Over the past year I’ve been playing with the auto settings on my camera. My aesthetic would normally be to go as natural as possible, but there are many times the result simply looks too flat for my taste, even after I sharpen the image or otherwise tweak it afterward. (In the early years of this blog, I didn’t even do that much. Rarely did I even crop the pic except in the camera as I was shooting.)

As I focused on New England foliage last fall, though, I was really struck by how much the supposedly natural settings differed from what I felt I was seeing. The vibrant colors seemed to turn cold by the time I viewed them on my laptop.

On the other hand, the “magic” setting often ran too hot, occasionally even turning lurid. Sometimes the image simply blew out in a burst of red.

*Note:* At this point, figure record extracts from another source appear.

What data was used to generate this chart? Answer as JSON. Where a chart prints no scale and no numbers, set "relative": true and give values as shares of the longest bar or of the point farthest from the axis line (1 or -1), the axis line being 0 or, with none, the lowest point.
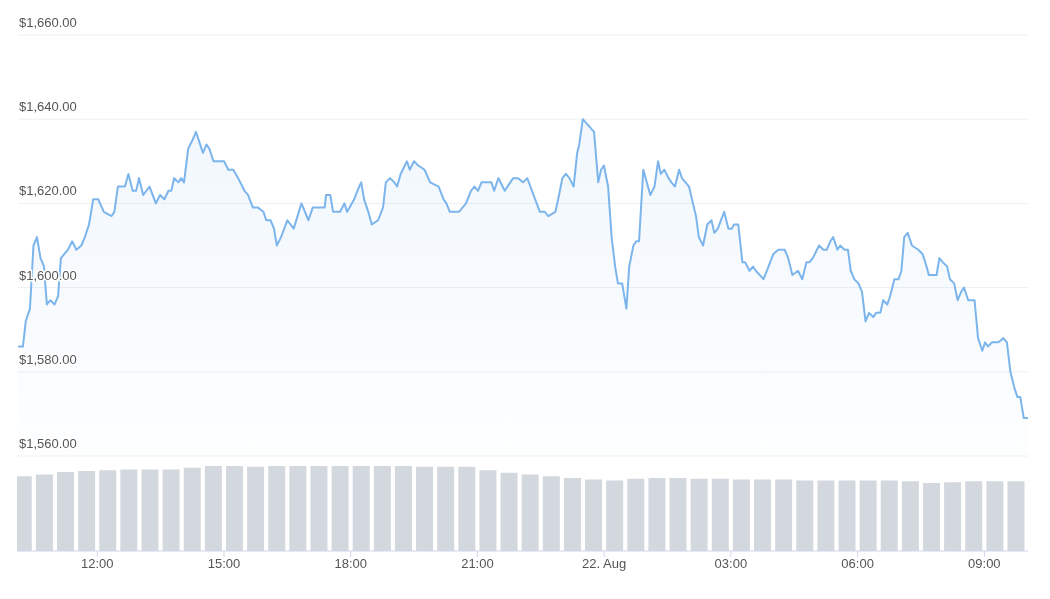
{
  "chart_data": [
    {
      "type": "area",
      "tick_labels": "y",
      "grid": "y",
      "marker": "none",
      "line_style": "solid",
      "xlim": [
        "--08-21T10:06",
        "--08-22T10:02"
      ],
      "ylim": [
        1560,
        1660
      ],
      "yticks": [
        {
          "value": 1560,
          "label": "$1,560.00"
        },
        {
          "value": 1580,
          "label": "$1,580.00"
        },
        {
          "value": 1600,
          "label": "$1,600.00"
        },
        {
          "value": 1620,
          "label": "$1,620.00"
        },
        {
          "value": 1640,
          "label": "$1,640.00"
        },
        {
          "value": 1660,
          "label": "$1,660.00"
        }
      ],
      "series": [
        {
          "color": "#7cb5ec",
          "x": [
            "--08-21T10:06",
            "--08-21T10:13",
            "--08-21T10:17",
            "--08-21T10:23",
            "--08-21T10:28",
            "--08-21T10:33",
            "--08-21T10:38",
            "--08-21T10:43",
            "--08-21T10:47",
            "--08-21T10:52",
            "--08-21T10:58",
            "--08-21T11:03",
            "--08-21T11:07",
            "--08-21T11:17",
            "--08-21T11:23",
            "--08-21T11:29",
            "--08-21T11:36",
            "--08-21T11:41",
            "--08-21T11:47",
            "--08-21T11:53",
            "--08-21T12:00",
            "--08-21T12:08",
            "--08-21T12:19",
            "--08-21T12:23",
            "--08-21T12:28",
            "--08-21T12:38",
            "--08-21T12:43",
            "--08-21T12:49",
            "--08-21T12:54",
            "--08-21T12:58",
            "--08-21T13:04",
            "--08-21T13:13",
            "--08-21T13:22",
            "--08-21T13:28",
            "--08-21T13:34",
            "--08-21T13:40",
            "--08-21T13:44",
            "--08-21T13:48",
            "--08-21T13:54",
            "--08-21T13:58",
            "--08-21T14:02",
            "--08-21T14:08",
            "--08-21T14:14",
            "--08-21T14:19",
            "--08-21T14:29",
            "--08-21T14:34",
            "--08-21T14:38",
            "--08-21T14:44",
            "--08-21T14:52",
            "--08-21T14:59",
            "--08-21T15:05",
            "--08-21T15:12",
            "--08-21T15:19",
            "--08-21T15:28",
            "--08-21T15:33",
            "--08-21T15:40",
            "--08-21T15:47",
            "--08-21T15:55",
            "--08-21T15:59",
            "--08-21T16:05",
            "--08-21T16:10",
            "--08-21T16:14",
            "--08-21T16:20",
            "--08-21T16:29",
            "--08-21T16:38",
            "--08-21T16:49",
            "--08-21T16:59",
            "--08-21T17:05",
            "--08-21T17:13",
            "--08-21T17:17",
            "--08-21T17:22",
            "--08-21T17:24",
            "--08-21T17:30",
            "--08-21T17:34",
            "--08-21T17:44",
            "--08-21T17:50",
            "--08-21T17:54",
            "--08-21T18:04",
            "--08-21T18:11",
            "--08-21T18:14",
            "--08-21T18:18",
            "--08-21T18:24",
            "--08-21T18:29",
            "--08-21T18:38",
            "--08-21T18:45",
            "--08-21T18:49",
            "--08-21T18:55",
            "--08-21T19:01",
            "--08-21T19:05",
            "--08-21T19:10",
            "--08-21T19:19",
            "--08-21T19:23",
            "--08-21T19:29",
            "--08-21T19:35",
            "--08-21T19:44",
            "--08-21T19:52",
            "--08-21T20:04",
            "--08-21T20:11",
            "--08-21T20:15",
            "--08-21T20:20",
            "--08-21T20:25",
            "--08-21T20:29",
            "--08-21T20:33",
            "--08-21T20:43",
            "--08-21T20:50",
            "--08-21T20:55",
            "--08-21T21:00",
            "--08-21T21:05",
            "--08-21T21:14",
            "--08-21T21:19",
            "--08-21T21:23",
            "--08-21T21:29",
            "--08-21T21:38",
            "--08-21T21:50",
            "--08-21T21:57",
            "--08-21T22:04",
            "--08-21T22:10",
            "--08-21T22:19",
            "--08-21T22:28",
            "--08-21T22:35",
            "--08-21T22:40",
            "--08-21T22:50",
            "--08-21T22:54",
            "--08-21T23:00",
            "--08-21T23:05",
            "--08-21T23:10",
            "--08-21T23:16",
            "--08-21T23:21",
            "--08-21T23:24",
            "--08-21T23:29",
            "--08-21T23:45",
            "--08-21T23:51",
            "--08-21T23:55",
            "--08-21T23:59",
            "--08-22T00:05",
            "--08-22T00:10",
            "--08-22T00:15",
            "--08-22T00:19",
            "--08-22T00:25",
            "--08-22T00:31",
            "--08-22T00:35",
            "--08-22T00:41",
            "--08-22T00:45",
            "--08-22T00:49",
            "--08-22T00:55",
            "--08-22T01:05",
            "--08-22T01:11",
            "--08-22T01:16",
            "--08-22T01:20",
            "--08-22T01:25",
            "--08-22T01:31",
            "--08-22T01:35",
            "--08-22T01:40",
            "--08-22T01:46",
            "--08-22T01:50",
            "--08-22T02:00",
            "--08-22T02:07",
            "--08-22T02:10",
            "--08-22T02:14",
            "--08-22T02:20",
            "--08-22T02:26",
            "--08-22T02:32",
            "--08-22T02:36",
            "--08-22T02:41",
            "--08-22T02:50",
            "--08-22T02:56",
            "--08-22T03:01",
            "--08-22T03:04",
            "--08-22T03:10",
            "--08-22T03:16",
            "--08-22T03:20",
            "--08-22T03:26",
            "--08-22T03:31",
            "--08-22T03:35",
            "--08-22T03:46",
            "--08-22T03:53",
            "--08-22T04:00",
            "--08-22T04:07",
            "--08-22T04:16",
            "--08-22T04:21",
            "--08-22T04:27",
            "--08-22T04:35",
            "--08-22T04:41",
            "--08-22T04:47",
            "--08-22T04:51",
            "--08-22T04:56",
            "--08-22T05:05",
            "--08-22T05:11",
            "--08-22T05:16",
            "--08-22T05:21",
            "--08-22T05:25",
            "--08-22T05:31",
            "--08-22T05:35",
            "--08-22T05:41",
            "--08-22T05:46",
            "--08-22T05:50",
            "--08-22T05:55",
            "--08-22T06:01",
            "--08-22T06:06",
            "--08-22T06:11",
            "--08-22T06:16",
            "--08-22T06:22",
            "--08-22T06:26",
            "--08-22T06:32",
            "--08-22T06:36",
            "--08-22T06:42",
            "--08-22T06:46",
            "--08-22T06:52",
            "--08-22T06:58",
            "--08-22T07:02",
            "--08-22T07:06",
            "--08-22T07:11",
            "--08-22T07:17",
            "--08-22T07:26",
            "--08-22T07:32",
            "--08-22T07:36",
            "--08-22T07:41",
            "--08-22T07:52",
            "--08-22T07:56",
            "--08-22T08:01",
            "--08-22T08:07",
            "--08-22T08:11",
            "--08-22T08:17",
            "--08-22T08:22",
            "--08-22T08:27",
            "--08-22T08:31",
            "--08-22T08:37",
            "--08-22T08:46",
            "--08-22T08:51",
            "--08-22T08:57",
            "--08-22T09:01",
            "--08-22T09:05",
            "--08-22T09:11",
            "--08-22T09:20",
            "--08-22T09:27",
            "--08-22T09:32",
            "--08-22T09:37",
            "--08-22T09:43",
            "--08-22T09:47",
            "--08-22T09:51",
            "--08-22T09:56",
            "--08-22T10:02"
          ],
          "values": [
            1586,
            1586,
            1592,
            1595,
            1610,
            1612,
            1607,
            1605,
            1596,
            1597,
            1596,
            1598,
            1607,
            1609,
            1611,
            1609,
            1610,
            1612,
            1615,
            1621,
            1621,
            1618,
            1617,
            1618,
            1624,
            1624,
            1627,
            1623,
            1623,
            1626,
            1622,
            1624,
            1620,
            1622,
            1621,
            1623,
            1623,
            1626,
            1625,
            1626,
            1625,
            1633,
            1635,
            1637,
            1632,
            1634,
            1633,
            1630,
            1630,
            1630,
            1628,
            1628,
            1626,
            1623,
            1622,
            1619,
            1619,
            1618,
            1616,
            1616,
            1614,
            1610,
            1612,
            1616,
            1614,
            1620,
            1616,
            1619,
            1619,
            1619,
            1619,
            1622,
            1622,
            1618,
            1618,
            1620,
            1618,
            1621,
            1624,
            1625,
            1621,
            1618,
            1615,
            1616,
            1619,
            1625,
            1626,
            1625,
            1624,
            1627,
            1630,
            1628,
            1630,
            1629,
            1628,
            1625,
            1624,
            1621,
            1620,
            1618,
            1618,
            1618,
            1618,
            1620,
            1623,
            1624,
            1623,
            1625,
            1625,
            1625,
            1623,
            1626,
            1623,
            1626,
            1626,
            1625,
            1626,
            1622,
            1618,
            1618,
            1617,
            1618,
            1621,
            1626,
            1627,
            1626,
            1624,
            1632,
            1634,
            1640,
            1637,
            1625,
            1628,
            1629,
            1624,
            1612,
            1605,
            1601,
            1601,
            1595,
            1605,
            1610,
            1611,
            1611,
            1628,
            1622,
            1624,
            1630,
            1627,
            1628,
            1626,
            1625,
            1624,
            1628,
            1626,
            1624,
            1619,
            1617,
            1612,
            1610,
            1615,
            1616,
            1613,
            1614,
            1618,
            1614,
            1614,
            1615,
            1615,
            1606,
            1606,
            1604,
            1605,
            1604,
            1602,
            1605,
            1608,
            1609,
            1609,
            1607,
            1603,
            1604,
            1602,
            1606,
            1606,
            1607,
            1610,
            1609,
            1609,
            1611,
            1612,
            1609,
            1610,
            1609,
            1609,
            1604,
            1602,
            1601,
            1599,
            1592,
            1594,
            1593,
            1594,
            1594,
            1597,
            1596,
            1598,
            1602,
            1602,
            1604,
            1612,
            1613,
            1610,
            1609,
            1608,
            1606,
            1603,
            1603,
            1607,
            1606,
            1605,
            1602,
            1601,
            1597,
            1599,
            1600,
            1597,
            1597,
            1588,
            1585,
            1587,
            1586,
            1587,
            1587,
            1588,
            1587,
            1580,
            1576,
            1574,
            1574,
            1569,
            1569
          ]
        }
      ]
    },
    {
      "type": "bar",
      "relative": true,
      "tick_labels": "x",
      "xlim": [
        "--08-21T10:06",
        "--08-22T10:02"
      ],
      "xticks": [
        {
          "value": "--08-21T12:00",
          "label": "12:00"
        },
        {
          "value": "--08-21T15:00",
          "label": "15:00"
        },
        {
          "value": "--08-21T18:00",
          "label": "18:00"
        },
        {
          "value": "--08-21T21:00",
          "label": "21:00"
        },
        {
          "value": "--08-22T00:00",
          "label": "22. Aug"
        },
        {
          "value": "--08-22T03:00",
          "label": "03:00"
        },
        {
          "value": "--08-22T06:00",
          "label": "06:00"
        },
        {
          "value": "--08-22T09:00",
          "label": "09:00"
        }
      ],
      "series": [
        {
          "color": "#d3d7de",
          "x": [
            "--08-21T10:15",
            "--08-21T10:45",
            "--08-21T11:15",
            "--08-21T11:45",
            "--08-21T12:15",
            "--08-21T12:45",
            "--08-21T13:15",
            "--08-21T13:45",
            "--08-21T14:15",
            "--08-21T14:45",
            "--08-21T15:15",
            "--08-21T15:45",
            "--08-21T16:15",
            "--08-21T16:45",
            "--08-21T17:15",
            "--08-21T17:45",
            "--08-21T18:15",
            "--08-21T18:45",
            "--08-21T19:15",
            "--08-21T19:45",
            "--08-21T20:15",
            "--08-21T20:45",
            "--08-21T21:15",
            "--08-21T21:45",
            "--08-21T22:15",
            "--08-21T22:45",
            "--08-21T23:15",
            "--08-21T23:45",
            "--08-22T00:15",
            "--08-22T00:45",
            "--08-22T01:15",
            "--08-22T01:45",
            "--08-22T02:15",
            "--08-22T02:45",
            "--08-22T03:15",
            "--08-22T03:45",
            "--08-22T04:15",
            "--08-22T04:45",
            "--08-22T05:15",
            "--08-22T05:45",
            "--08-22T06:15",
            "--08-22T06:45",
            "--08-22T07:15",
            "--08-22T07:45",
            "--08-22T08:15",
            "--08-22T08:45",
            "--08-22T09:15",
            "--08-22T09:45"
          ],
          "values": [
            0.88,
            0.9,
            0.93,
            0.94,
            0.95,
            0.96,
            0.96,
            0.96,
            0.98,
            1,
            1,
            0.99,
            1,
            1,
            1,
            1,
            1,
            1,
            1,
            0.99,
            0.99,
            0.99,
            0.95,
            0.92,
            0.9,
            0.88,
            0.86,
            0.84,
            0.83,
            0.85,
            0.86,
            0.86,
            0.85,
            0.85,
            0.84,
            0.84,
            0.84,
            0.83,
            0.83,
            0.83,
            0.83,
            0.83,
            0.82,
            0.8,
            0.81,
            0.82,
            0.82,
            0.82
          ]
        }
      ]
    }
  ]
}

Admittedly, often the foliage does appear subdued, but that’s not what we’re looking for. We want that “oh, wow,” to kick in. That brings up the matter of light, which can pop the leaves from so-so to absolutely glorious in a flash — not that the camera always captures that.

What I’m concluding is that cameras have a mind of their own, and sometimes you just have to respect that. Here are two shots from Dover’s Community Trail. Which do you prefer?

Hot …
… and cold.

 

 

Cocheco or Cochecho?

That is, one h or two? Even before we get to COCHECAW / COCHECOW amid a host of other Colonial spellings.

A 1771 map of New England has no Dover (settled in 1623) but Rochester and Durham, later offshoots, as well as the KOCHECKA RIVER.

Also, that map shows Cape Neddick, Maine, as Bald Point, and Winnipesauke Lake, the the north, as Winipissionket Pond.

There’s so much to untangle in such evidence.

The widely used one-h spelling, by the way, is traced to a clerk’s error in 1827 in the founding of the Cocheco Manufacturing Company, building on the cotton mills started in 1812 at the waterfalls downtown.